Let $\triangle ABC$ be a triangle. For each vertex take the corresponding opposite side as a directrix and the vertex as a focus, thus defining three parabolas:
the black parabola with focus $B$ and directrix $AC$,
the blue parabola with focus $C$ and directrix $AB$,
the red parabola with focus $A$ and directrix $BC$.
Let the black parabola meet $AB$ and $BC$ at $D$ and $I$, respectively.
Let the blue parabola meet $AB$ and $AC$ at $E$ and $F$, respectively.
Let the red parabola meet $AC$ and $BC$ at $G$ and $H$, respectively.
Then the six points $E,I,D,F,G,H$ lie on a conic.
Proof.
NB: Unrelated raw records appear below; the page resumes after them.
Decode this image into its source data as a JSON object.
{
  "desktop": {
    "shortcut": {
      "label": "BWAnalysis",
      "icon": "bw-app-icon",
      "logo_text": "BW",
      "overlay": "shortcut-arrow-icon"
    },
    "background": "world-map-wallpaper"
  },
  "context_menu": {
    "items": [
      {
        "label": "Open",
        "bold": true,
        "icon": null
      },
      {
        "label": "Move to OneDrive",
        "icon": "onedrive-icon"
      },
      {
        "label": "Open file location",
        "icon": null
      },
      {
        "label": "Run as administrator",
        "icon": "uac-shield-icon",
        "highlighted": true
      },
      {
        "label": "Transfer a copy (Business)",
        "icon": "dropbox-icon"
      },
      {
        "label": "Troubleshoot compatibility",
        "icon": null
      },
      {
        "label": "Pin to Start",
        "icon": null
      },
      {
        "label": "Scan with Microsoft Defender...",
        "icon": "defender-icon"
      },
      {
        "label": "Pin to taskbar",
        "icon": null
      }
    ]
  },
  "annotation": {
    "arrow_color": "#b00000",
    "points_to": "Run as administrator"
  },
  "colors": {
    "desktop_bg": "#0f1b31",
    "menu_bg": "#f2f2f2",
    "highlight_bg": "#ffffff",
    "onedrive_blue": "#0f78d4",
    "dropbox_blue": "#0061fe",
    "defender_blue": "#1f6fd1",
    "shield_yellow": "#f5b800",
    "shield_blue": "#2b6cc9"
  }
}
Let $AA',BB',CC'$ denote the altitudes of $\triangle ABC$ (so $A'\in BC$, $B'\in AC$, $C'\in AB$).
For each point of intersection with a side, let the perpendicular foot from that point to the corresponding directrix be labelled as follows:
\[\begin{array}{c@{\qquad}c}\text{for }D\in AB: & L \text{ is the foot from }D\text{ to }AC,\\[4pt]\text{for }E\in AB: & O \text{ is the foot from }E\text{ to }BC,\\[4pt]\text{for }F\in AC: & N \text{ is the foot from }F\text{ to }BC,\\[4pt]
\text{for }G\in AC: & K \text{ is the foot from }G\text{ to }AB,\\[4pt]\text{for }H\in BC: & J \text{ is the foot from }H\text{ to }AB,\\[4pt]\text{for }I\in BC: & M \text{ is the foot from }I\text{ to }AC.\end{array}\]
By the definition of a parabola (distance to focus equals distance to directrix) we have the six equalities
\begin{equation}\label{parab:eqs}
BD = DL,\quad AE = EO,\quad AF = FN,\quad CG = GK,\quad CH = HJ,\quad BI = IM.
\end{equation}
By similarity of appropriate right triangles (using the altitudes $AA',BB',CC'$) we obtain the relations
\begin{align}
BD &= \frac{BB'}{AB}\,AD, &
BE &= \frac{AE}{AA'}\,AB, \label{sim:1}\\
AF &= \frac{AA'}{AC}\,CF, &
AG &= \frac{CG}{CC'}\,AC, \label{sim:2}\\
CH &= \frac{CC'}{BC}\,BH, &
CI &= \frac{BI}{BB'}\,BC. \label{sim:3}
\end{align}
(Each of the above equalities is the result of comparing similar right triangles formed by an altitude and the corresponding distances along the sides.)
Consider the product
\[BD\cdot BE\cdot AF\cdot AG\cdot CH\cdot CI.\]
Substituting the expressions yields
\[\begin{aligned}BD\cdot BE\cdot AF\cdot AG\cdot CH\cdot CI
&= \left(\frac{BB'}{AB}AD\right)\left(\frac{AE}{AA'}AB\right)\left(\frac{AA'}{AC}CF\right) \\
&\qquad\cdot\left(\frac{CG}{CC'}AC\right)\left(\frac{CC'}{BC}BH\right)\left(\frac{BI}{BB'}BC\right) \\
&= AD\cdot AE\cdot CF\cdot CG\cdot BH\cdot BI.
\end{aligned}\]
By the Carnot criterion for six points to lie on a (nondegenerate) conic (often stated in the form that a certain product of directed segment lengths is equal), the equality
\[BD\cdot BE\cdot AF\cdot AG\cdot CH\cdot CI = AD\cdot AE\cdot CF\cdot CG\cdot BH\cdot BI\]
is exactly the required multiplicative relation. Hence the six points $E,I,D,F,G,H$ lie on a conic.